As our understanding of the roles of immune response and inflammation in the etiology of cancer increases, so too increases our understanding of the roles these processes may play in treating cancer. While radiation has been used as a treatment for cancer since 1900, its roles in eliciting inflammatory and immune responses and enhancing the effects of immunotherapies are only now starting to be considered and exploited. McKelvey et al. (2018) discuss how ionizing radiation initiates and modulates inflammatory and immune responses and how these may be harnessed for optimal treatment.

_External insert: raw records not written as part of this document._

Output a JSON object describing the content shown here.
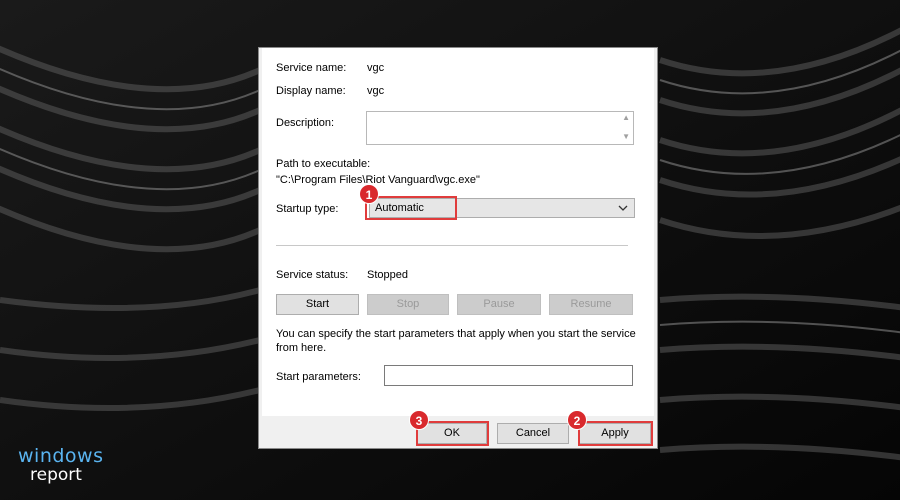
{
  "general": {
    "service_name_label": "Service name:",
    "service_name_value": "vgc",
    "display_name_label": "Display name:",
    "display_name_value": "vgc",
    "description_label": "Description:",
    "description_value": "",
    "path_label": "Path to executable:",
    "path_value": "\"C:\\Program Files\\Riot Vanguard\\vgc.exe\"",
    "startup_type_label": "Startup type:",
    "startup_type_value": "Automatic",
    "service_status_label": "Service status:",
    "service_status_value": "Stopped",
    "start_label": "Start",
    "stop_label": "Stop",
    "pause_label": "Pause",
    "resume_label": "Resume",
    "hint_text_line1": "You can specify the start parameters that apply when you start the service",
    "hint_text_line2": "from here.",
    "start_params_label": "Start parameters:",
    "start_params_value": ""
  },
  "footer": {
    "ok_label": "OK",
    "cancel_label": "Cancel",
    "apply_label": "Apply"
  },
  "annotations": {
    "badge_1": "1",
    "badge_2": "2",
    "badge_3": "3",
    "color": "#e03c3c"
  },
  "watermark": {
    "line1": "windows",
    "line2": "report"
  }
}
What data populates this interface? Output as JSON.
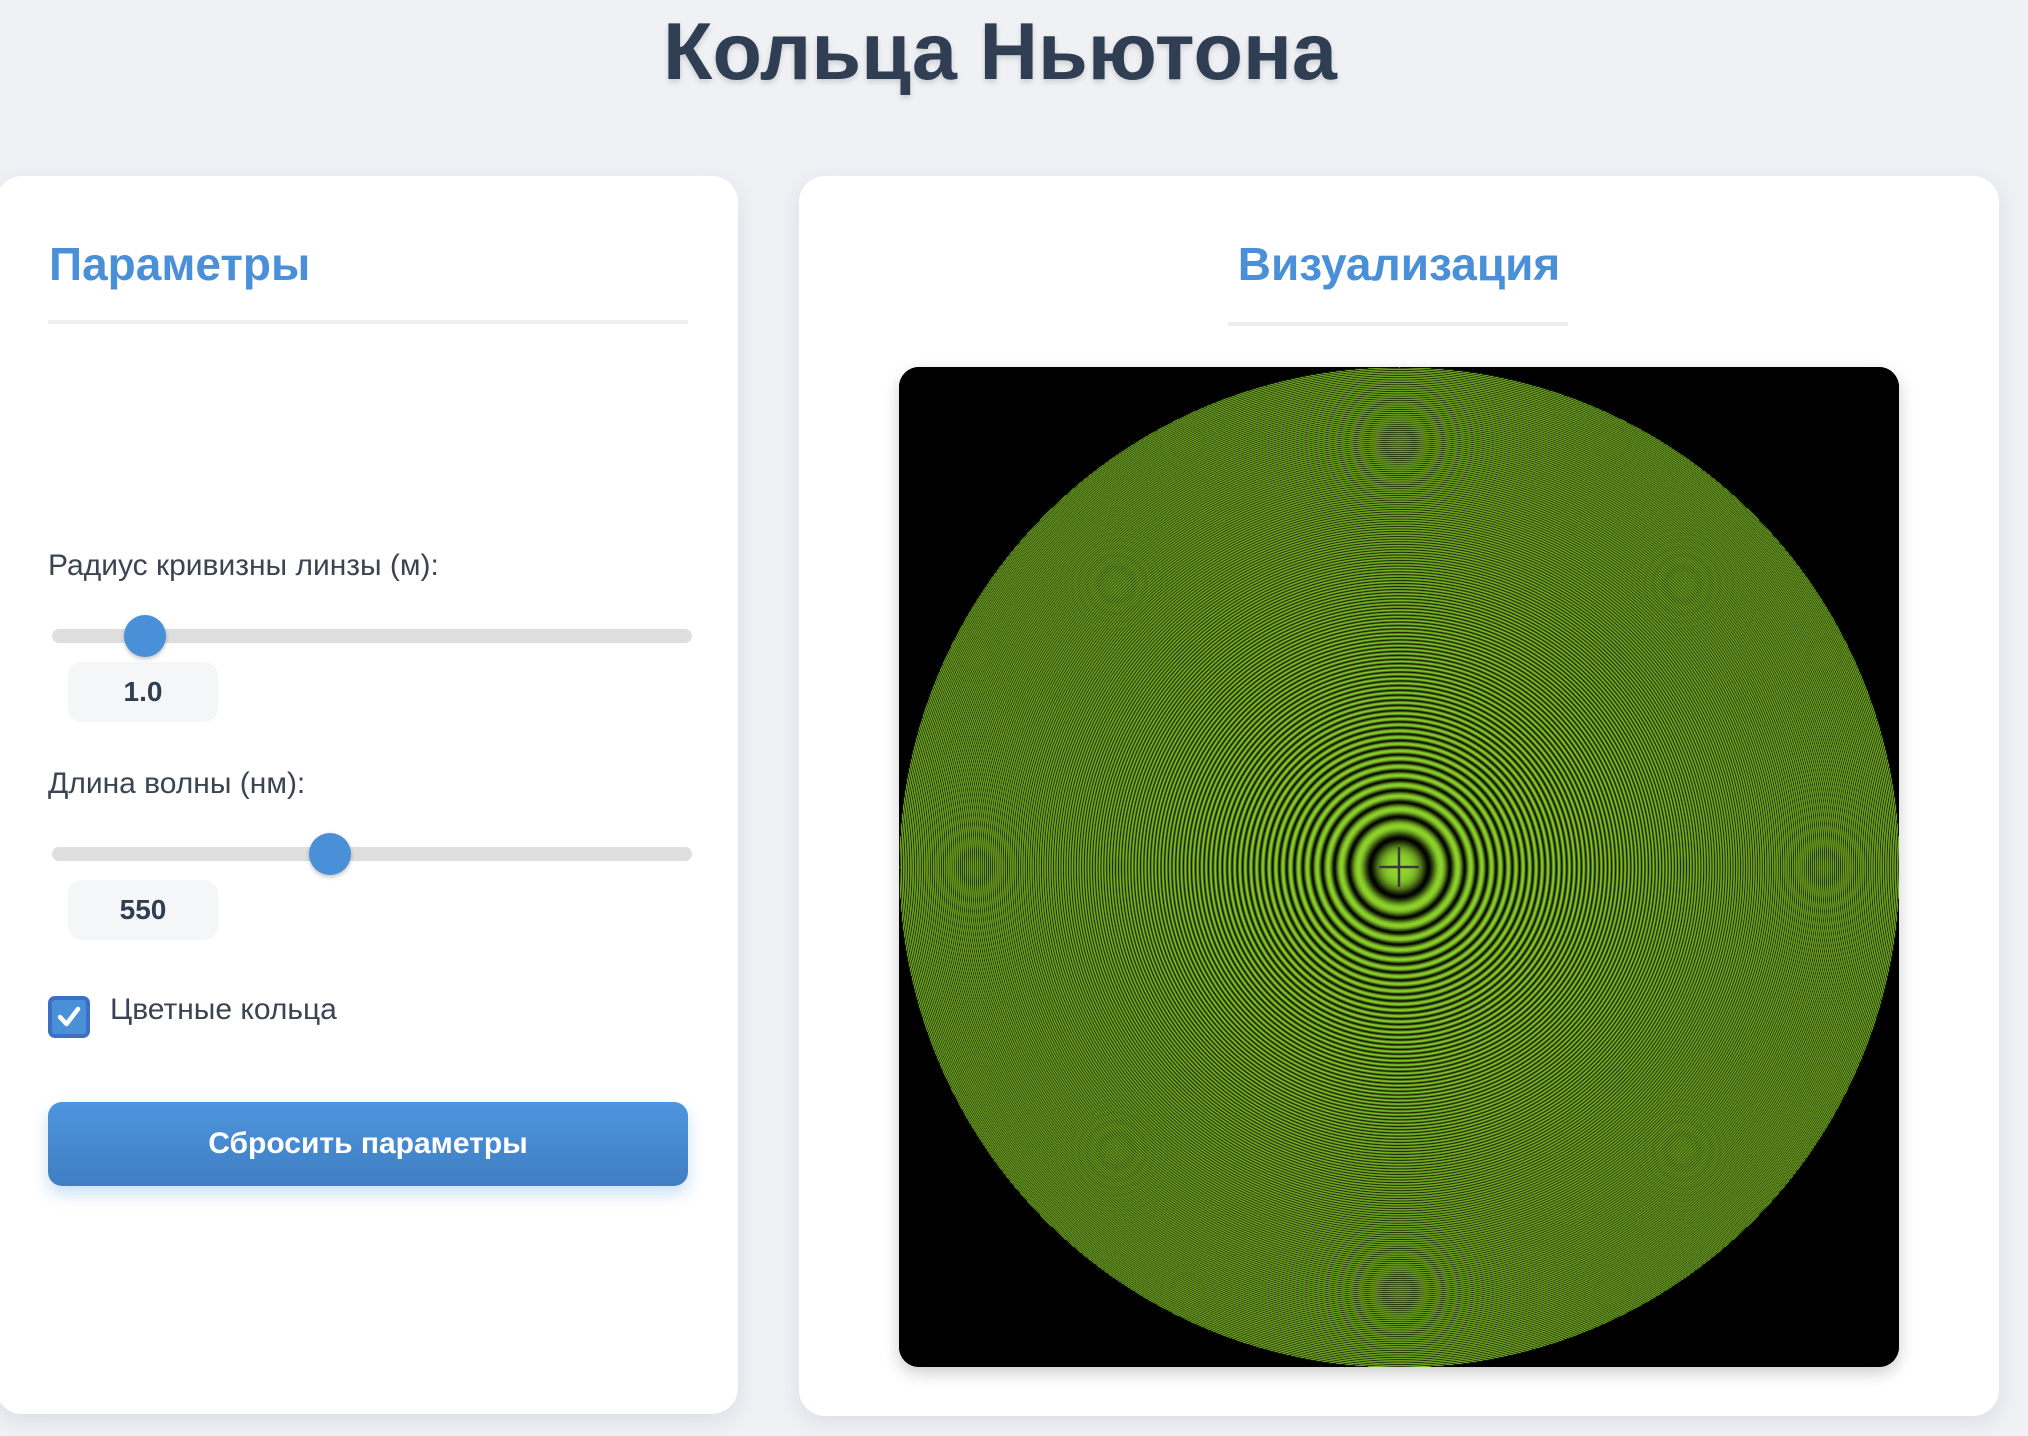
{
  "page": {
    "title": "Кольца Ньютона"
  },
  "params": {
    "title": "Параметры",
    "radius": {
      "label": "Радиус кривизны линзы (м):",
      "value": "1.0",
      "level": 0.12
    },
    "wavelength": {
      "label": "Длина волны (нм):",
      "value": "550",
      "level": 0.43
    },
    "colored_rings": {
      "label": "Цветные кольца",
      "checked": true
    },
    "reset_label": "Сбросить параметры"
  },
  "visualization": {
    "title": "Визуализация",
    "ring_color": "#8ed42b",
    "background_color": "#000000",
    "accent_color": "#4a90d9"
  }
}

The question that emerges is how can we as researchers and clinicians integrate this expanding knowledge and optimally utilize it to monitor and visualize at least parts of the tumor immune microenvironment to understand the interactions that determine therapy responses? Lim and Rizos (2018) review the technologies that researchers now have at their disposal, including flow cytometry, immunohistochemistry, both single color and multispectral, mass cytometry for single-cell proteomics and transcriptomics, in addition to proteomics. They discuss these as aids to understand response to immunotherapy as well as the mechanisms of resistance, a rapidly expanding area of intense research focus in immuno-oncology.

We would like to thank all of the authors for their contributions to this special issue and Managing Editor Louise Tinsley for her patient but efficient managing of all the authors and editors. We hope you enjoy reading this special issue.